Duelos, triangulares, quadrangulares, até quinquangulares, muitas configurações diferentes se apresentaram para esta eleição. Depois de uma semana entre duas rodadas de negociações, fusões, retiradas, recusa de aliança, invectivas, mobilização de eleitores, principalmente em cidades onde é possível uma mudança e aqueles onde se trata de uma frente republicana para impedir a vitória da Assembleia Nacional (RN), continua a ser a questão crucial de uma votação especial.
Os cidadãos não pareciam muito mais preocupados com as eleições do que na primeira volta. Às 17h, a taxa de participação era de 48,10%, segundo o Ministério do Interior, aproximadamente a mesma de 15 de março (48,90%). Isto é obviamente muito superior ao de 2020, onde foi limitado a 34,67% ao mesmo tempo para uma segunda volta que foi adiada por três meses devido à crise sanitária. Mas também caiu mais de 4 pontos em relação ao segundo turno de 2014 (52,36% às 17h).

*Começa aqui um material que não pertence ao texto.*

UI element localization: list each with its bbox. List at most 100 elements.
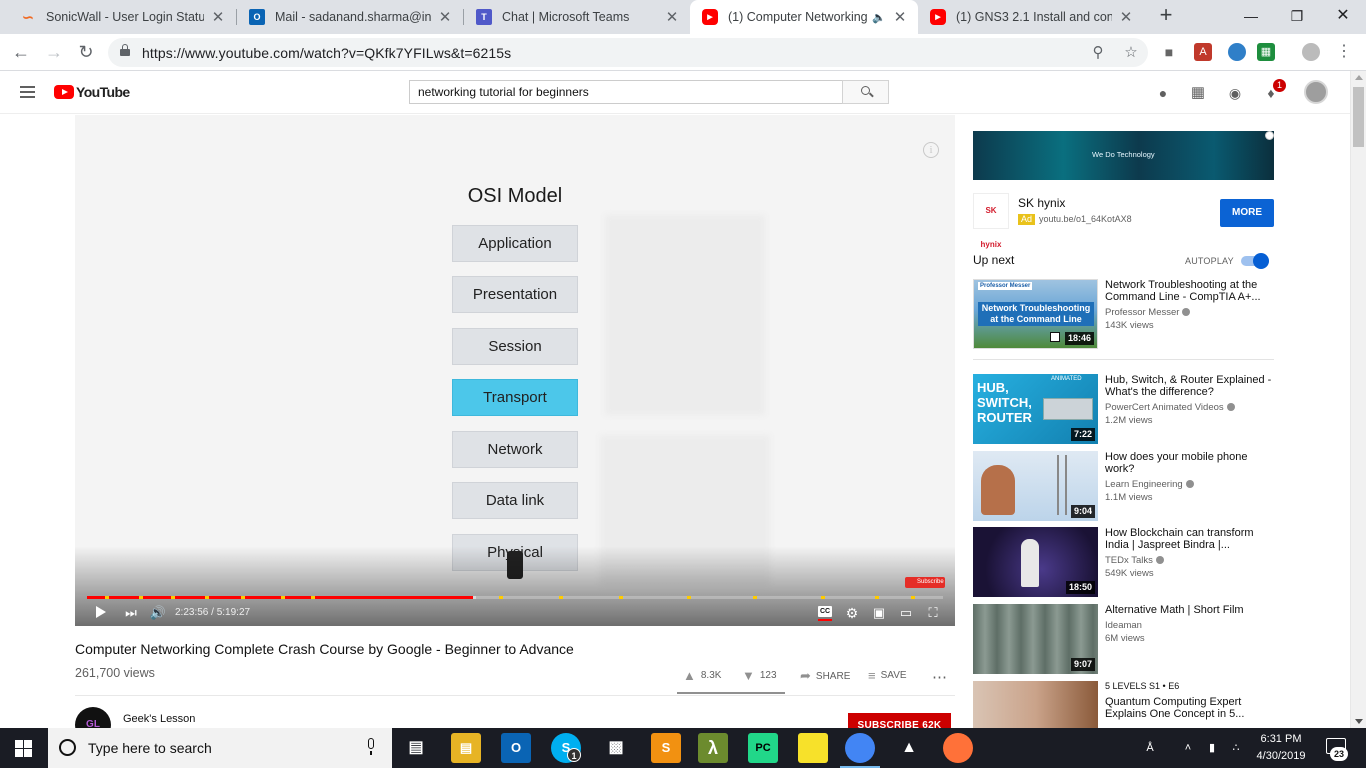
close-tab-icon[interactable]: ✕ bbox=[1118, 8, 1134, 26]
scrollbar-thumb[interactable] bbox=[1353, 87, 1364, 147]
more-actions-icon[interactable]: ⋯ bbox=[932, 668, 947, 686]
like-button[interactable]: ▲ 8.3K bbox=[683, 668, 721, 683]
close-window-button[interactable]: ✕ bbox=[1320, 0, 1366, 34]
recommendation-item[interactable]: 5 LEVELS S1 • E6 Quantum Computing Exper… bbox=[973, 681, 1274, 728]
cortana-icon[interactable] bbox=[59, 739, 76, 756]
theater-mode-icon[interactable]: ▭ bbox=[897, 603, 915, 623]
address-bar[interactable]: https://www.youtube.com/watch?v=QKfk7YFI… bbox=[108, 38, 1148, 67]
task-view-icon[interactable]: ▤ bbox=[401, 733, 431, 763]
file-explorer-icon[interactable]: ▤ bbox=[451, 733, 481, 763]
scroll-up-arrow-icon[interactable] bbox=[1355, 75, 1363, 80]
create-video-icon[interactable]: ● bbox=[1153, 83, 1173, 103]
close-tab-icon[interactable]: ✕ bbox=[210, 8, 226, 26]
video-thumbnail[interactable]: 9:04 bbox=[973, 451, 1098, 521]
video-thumbnail[interactable]: 18:50 bbox=[973, 527, 1098, 597]
recommendation-item[interactable]: 9:04 How does your mobile phone work? Le… bbox=[973, 451, 1274, 523]
reload-button[interactable]: ↻ bbox=[74, 41, 98, 65]
autoplay-toggle-knob[interactable] bbox=[1253, 253, 1269, 269]
autoplay-toggle[interactable] bbox=[1241, 253, 1269, 269]
bookmark-star-icon[interactable]: ☆ bbox=[1121, 43, 1141, 63]
microphone-icon[interactable] bbox=[366, 738, 376, 756]
zoom-icon[interactable]: ⚲ bbox=[1088, 43, 1108, 63]
sticky-notes-icon[interactable] bbox=[798, 733, 828, 763]
messages-icon[interactable]: ◉ bbox=[1225, 83, 1245, 103]
account-avatar[interactable] bbox=[1304, 80, 1328, 104]
captions-icon[interactable]: CC bbox=[818, 606, 832, 621]
browser-tab-teams[interactable]: T Chat | Microsoft Teams ✕ bbox=[464, 0, 690, 34]
camera-extension-icon[interactable]: ■ bbox=[1160, 43, 1178, 61]
browser-tab-gns3[interactable]: ▶ (1) GNS3 2.1 Install and config ✕ bbox=[918, 0, 1144, 34]
page-scrollbar[interactable] bbox=[1350, 71, 1366, 728]
search-input[interactable]: networking tutorial for beginners bbox=[409, 80, 843, 104]
people-icon[interactable]: Å bbox=[1140, 728, 1160, 768]
fullscreen-icon[interactable]: ⛶ bbox=[924, 603, 942, 623]
scroll-down-arrow-icon[interactable] bbox=[1355, 719, 1363, 724]
forward-button[interactable]: → bbox=[42, 41, 66, 65]
photos-icon[interactable]: ▲ bbox=[894, 733, 924, 763]
channel-name[interactable]: Geek's Lesson bbox=[123, 713, 195, 725]
pycharm-icon[interactable]: PC bbox=[748, 733, 778, 763]
browser-tab-sonicwall[interactable]: ∽ SonicWall - User Login Status ✕ bbox=[8, 0, 236, 34]
show-hidden-icons-icon[interactable]: ˄ bbox=[1178, 728, 1198, 768]
video-thumbnail[interactable]: 9:07 bbox=[973, 604, 1098, 674]
recommendation-item[interactable]: ANIMATED HUB, SWITCH, ROUTER 7:22 Hub, S… bbox=[973, 374, 1274, 446]
dislike-button[interactable]: ▼ 123 bbox=[742, 668, 777, 683]
info-icon[interactable]: i bbox=[923, 142, 939, 158]
miniplayer-icon[interactable]: ▣ bbox=[870, 603, 888, 623]
taskbar-search-box[interactable]: Type here to search bbox=[48, 728, 392, 768]
next-video-icon[interactable]: ⏭ bbox=[123, 603, 139, 623]
video-thumbnail[interactable]: ANIMATED HUB, SWITCH, ROUTER 7:22 bbox=[973, 374, 1098, 444]
pdf-extension-icon[interactable]: A bbox=[1194, 43, 1212, 61]
close-tab-icon[interactable]: ✕ bbox=[892, 8, 908, 26]
ad-banner[interactable]: We Do Technology bbox=[973, 131, 1274, 180]
ad-more-button[interactable]: MORE bbox=[1220, 199, 1274, 227]
video-player[interactable]: i OSI Model Application Presentation Sessi… bbox=[75, 115, 955, 626]
hamburger-menu-icon[interactable] bbox=[20, 86, 35, 98]
play-icon[interactable] bbox=[96, 606, 106, 618]
recommendation-title[interactable]: How does your mobile phone work? bbox=[1105, 451, 1273, 475]
save-button[interactable]: ≡ SAVE bbox=[868, 668, 907, 683]
new-tab-button[interactable]: + bbox=[1155, 4, 1177, 27]
sheets-extension-icon[interactable]: ▦ bbox=[1257, 43, 1275, 61]
progress-bar[interactable] bbox=[87, 596, 943, 599]
browser-tab-mail[interactable]: O Mail - sadanand.sharma@infos ✕ bbox=[237, 0, 463, 34]
volume-icon[interactable]: 🔊 bbox=[149, 603, 167, 623]
recommendation-title[interactable]: Hub, Switch, & Router Explained - What's… bbox=[1105, 374, 1273, 398]
close-tab-icon[interactable]: ✕ bbox=[437, 8, 453, 26]
chrome-taskbar-icon[interactable] bbox=[845, 733, 875, 763]
close-tab-icon[interactable]: ✕ bbox=[664, 8, 680, 26]
settings-gear-icon[interactable]: ⚙ bbox=[843, 603, 861, 623]
recommendation-item[interactable]: 9:07 Alternative Math | Short Film Ideam… bbox=[973, 604, 1274, 676]
ad-url[interactable]: youtu.be/o1_64KotAX8 bbox=[1039, 214, 1132, 224]
chrome-menu-icon[interactable]: ⋮ bbox=[1332, 41, 1356, 65]
sublime-text-icon[interactable]: S bbox=[651, 733, 681, 763]
video-thumbnail[interactable]: Professor Messer Network Troubleshooting… bbox=[973, 279, 1098, 349]
outlook-taskbar-icon[interactable]: O bbox=[501, 733, 531, 763]
extension-icon[interactable] bbox=[1228, 43, 1246, 61]
browser-tab-computer-networking[interactable]: ▶ (1) Computer Networking 🔈 ✕ bbox=[690, 0, 918, 34]
lambda-app-icon[interactable]: λ bbox=[698, 733, 728, 763]
advertiser-name[interactable]: SK hynix bbox=[1018, 196, 1065, 210]
video-thumbnail[interactable] bbox=[973, 681, 1098, 728]
url-text[interactable]: https://www.youtube.com/watch?v=QKfk7YFI… bbox=[142, 45, 511, 61]
recommendation-title[interactable]: Network Troubleshooting at the Command L… bbox=[1105, 279, 1273, 303]
share-button[interactable]: ➦ SHARE bbox=[800, 668, 850, 684]
add-to-queue-icon[interactable] bbox=[1050, 332, 1060, 342]
recommendation-title[interactable]: Alternative Math | Short Film bbox=[1105, 604, 1273, 616]
firefox-icon[interactable] bbox=[943, 733, 973, 763]
ad-info-icon[interactable] bbox=[1265, 131, 1274, 140]
search-button[interactable] bbox=[842, 80, 889, 104]
battery-icon[interactable]: ▮ bbox=[1202, 728, 1222, 768]
apps-grid-icon[interactable]: ▦ bbox=[1188, 83, 1208, 103]
recommendation-item[interactable]: 18:50 How Blockchain can transform India… bbox=[973, 527, 1274, 599]
subscribe-watermark[interactable]: Subscribe bbox=[905, 577, 945, 588]
recommendation-title[interactable]: How Blockchain can transform India | Jas… bbox=[1105, 527, 1273, 551]
recommendation-item[interactable]: Professor Messer Network Troubleshooting… bbox=[973, 279, 1274, 351]
back-button[interactable]: ← bbox=[9, 41, 33, 65]
taskbar-clock[interactable]: 6:31 PM 4/30/2019 bbox=[1248, 731, 1314, 765]
remote-desktop-icon[interactable]: ▩ bbox=[601, 733, 631, 763]
wifi-icon[interactable]: ∴ bbox=[1226, 728, 1246, 768]
advertiser-logo[interactable]: SK hynix bbox=[973, 193, 1009, 249]
maximize-button[interactable]: ❐ bbox=[1274, 0, 1320, 34]
lock-icon[interactable] bbox=[120, 44, 130, 56]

Em certas assembleias de voto, contudo, os eleitores não se esquivaram das urnas. O mercado coberto da Place des Carmes, em Toulouse, estava lotado na manhã de domingo. Nas seis secretarias da escola Fabre, por volta das 11h30, a participação disparou. “Estamos mais de 25% a mais que no domingo” 15 de março, observa Julie Escudier, companheira de chapa do prefeito cessante, Jean-Luc Moudenc (várias direitas), que ficou em primeiro lugar à frente da lista de La France insoumise (LFI) e do Partido Socialista (PS), que desde então se fundiram. Matematicamente, a esquerda está à frente de Moudenc em número de votos, mas a abstenção foi bastante significativa durante o primeiro turno. Entre os bairros centrais e os bairros da classe trabalhadora, a participação é, portanto, examinada de perto.